Me vero primum dulces ante omnia Musae,
quarum sacra fero ingenti percussus amore,
accipiant caelique vias et sidera monstrent,
defectus solis varios lunaeque labores ...
Verg., Georg., II, 475-478
With these words Virgil invokes the Muses, that they may disclose the secrets of the sky, the eclipses and the phases of the moon: this particular task is traditionally set to Urania, Muse of Astronomy. She is the one who elevates man's thought from terrestrial to celestial objects, giving him harmony and peace.
Two are the main versions of the myth of Urania, deity who derives her name from Ouranos (sky): according to the Herodotean tradition she is daughter of Sky and Light, corresponding to the Assyrian Mylitta, to the Phoenician and Carthaginian Ashera (Astaroth), to the Arabian Alilat (from the Arabic a-lilat = night) and to the Scythian goddess Artimpara. This tradition identifies Urania with Aphrodites Urania, or celestial Venus; Hesiod probably knew the oriental tradition himself, as he refers to Aphrodite as Uranus' daughter ( Theog., 989).
In the best known tradition Urania is the Muse of astronomy, although she does not appear among the three Muses originally mentioned by Pausanias and Varro: daughters of the Sky, worshipped on the Helicon by the Aloades, they are called Meléte, Mneme and Aoidé. Their names refer to the fundamental components of poetry: meditation, memory and song. Cicero mentions four Muses: Telsiopes, Aoidé, Mneme and Meléte. In Varro's account the number of nine was reached when three sculptors made three statues of the Muses each, to be placed in Apollo's sanctuary. The statues being all so undoubtedly fine and precious, the clients could not choose among them and kept all the nine Muses. Diodorus Siculus wrote that Osiris used to be followed by musicians and dancers, among which nine sisters and a brother excelled, so that they were called Muses and Musagetes.

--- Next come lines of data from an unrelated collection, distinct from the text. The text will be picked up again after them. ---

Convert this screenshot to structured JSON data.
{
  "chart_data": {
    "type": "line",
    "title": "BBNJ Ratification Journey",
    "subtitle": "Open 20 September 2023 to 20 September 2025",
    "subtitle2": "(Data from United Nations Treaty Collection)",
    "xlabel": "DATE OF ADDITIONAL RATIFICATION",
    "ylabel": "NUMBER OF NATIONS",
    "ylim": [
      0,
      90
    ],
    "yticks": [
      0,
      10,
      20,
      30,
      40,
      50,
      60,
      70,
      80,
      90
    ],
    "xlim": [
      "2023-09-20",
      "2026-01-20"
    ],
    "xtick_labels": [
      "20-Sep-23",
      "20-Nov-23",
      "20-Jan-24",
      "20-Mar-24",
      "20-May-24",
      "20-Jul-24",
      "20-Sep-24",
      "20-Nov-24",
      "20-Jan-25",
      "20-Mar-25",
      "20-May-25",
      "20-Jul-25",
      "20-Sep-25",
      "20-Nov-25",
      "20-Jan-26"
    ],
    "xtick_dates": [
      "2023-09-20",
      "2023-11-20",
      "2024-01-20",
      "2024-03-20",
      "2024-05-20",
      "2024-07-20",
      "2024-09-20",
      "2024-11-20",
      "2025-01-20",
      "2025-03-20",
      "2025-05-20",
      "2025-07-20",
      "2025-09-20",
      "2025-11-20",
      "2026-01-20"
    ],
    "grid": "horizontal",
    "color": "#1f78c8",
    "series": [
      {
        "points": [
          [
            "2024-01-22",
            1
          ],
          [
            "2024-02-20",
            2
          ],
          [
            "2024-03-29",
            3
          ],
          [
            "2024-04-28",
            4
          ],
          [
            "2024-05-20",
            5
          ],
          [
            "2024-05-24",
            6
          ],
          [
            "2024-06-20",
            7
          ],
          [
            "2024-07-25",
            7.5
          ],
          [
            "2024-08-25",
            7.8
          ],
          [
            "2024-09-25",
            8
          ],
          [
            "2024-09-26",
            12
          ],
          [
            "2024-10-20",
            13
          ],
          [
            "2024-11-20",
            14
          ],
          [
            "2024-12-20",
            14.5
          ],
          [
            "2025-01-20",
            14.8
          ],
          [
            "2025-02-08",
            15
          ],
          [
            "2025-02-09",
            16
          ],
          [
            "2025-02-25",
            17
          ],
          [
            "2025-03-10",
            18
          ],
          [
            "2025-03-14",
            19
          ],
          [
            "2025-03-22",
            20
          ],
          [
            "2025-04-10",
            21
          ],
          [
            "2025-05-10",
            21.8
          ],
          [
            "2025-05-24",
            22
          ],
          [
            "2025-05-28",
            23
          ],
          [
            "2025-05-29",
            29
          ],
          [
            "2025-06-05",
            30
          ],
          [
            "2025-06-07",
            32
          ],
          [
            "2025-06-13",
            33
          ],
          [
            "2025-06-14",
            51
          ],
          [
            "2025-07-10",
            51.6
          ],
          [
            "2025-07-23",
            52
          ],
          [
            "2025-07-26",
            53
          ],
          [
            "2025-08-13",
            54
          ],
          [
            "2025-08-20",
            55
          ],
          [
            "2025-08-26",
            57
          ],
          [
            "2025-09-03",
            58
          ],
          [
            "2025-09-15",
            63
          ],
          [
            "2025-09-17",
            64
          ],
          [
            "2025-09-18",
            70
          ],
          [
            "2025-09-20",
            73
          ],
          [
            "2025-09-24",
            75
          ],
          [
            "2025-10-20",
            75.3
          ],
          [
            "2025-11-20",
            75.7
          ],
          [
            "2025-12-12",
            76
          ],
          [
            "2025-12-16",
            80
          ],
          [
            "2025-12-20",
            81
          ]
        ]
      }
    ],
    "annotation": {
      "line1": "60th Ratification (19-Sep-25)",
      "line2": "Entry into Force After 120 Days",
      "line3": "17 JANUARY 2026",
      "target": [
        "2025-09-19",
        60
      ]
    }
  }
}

The Greek mythology, in Hesiod's systematization (Theog., 75-103, 915-917), considers Urania as one of the nine Muses, minor deities, daughters of Zeus and of the fine-haired Mnemosyne, goddess of memory. Jupiter lay with Mnemosyne, daughter of Gaia and Uranus, during nine nights and, after one year, she gave birth to the Muses in Pieria, the region on the east slopes of Olympus. Afterwards, the nine sisters settled on the top of the Parnassus, where they lived governing the liberal arts. This was their task in the systematization of the terrestrial world achieved with the second generation of gods: the Muses, endowed with grace and musical spirit, dispense harmony and peace singing the anthem of the victorious Olympians after the defeat of the Titans. The myth follows a twofold tradition, according to the settlement of the Muses in Thrace (the so called Pierides, living in Pimpla), or on the Helicon, in Boeotia. While the Pierides are related to Orpheus and Dionysus' worship, the Heliconians' myth is intertwined with that of one of the major Gods, Apollo, who brings relief to the humans with his divine smile and the gift of art. When Apollo went to the Parnassus, he settled there with the nine Muses in a holy assembly devoted to the fine arts, travelling together throughout Greece on the back of Pegasus, the winged horse. Theirs was a wandering life, hence the name of Apollo Musagetes, that means he who leads the Muses. In the plastic arts the Muses are frequently represented as a choir of young women surrounding Phoebus, and only in later times they will be depicted singularly, each one with her own attributes.
In Homer's work the Muses are related to the art of foretelling, that he calls the science of good and evil, deriving the word Muse, from the Greek verb muein, (to initiate somebody to the misteries). Urania is said to inspire only chaste love, and in the classical tradition she is often depicted with her foot on a turtle, symbol of silence and retreat. Anyway Catullus, in his Carmen 61, tells that Urania gave birth to Hymenaeus, personification of the wedding hymn; Hyginus tells that a son was born, named Linus, from her supposed marriage to Apollo.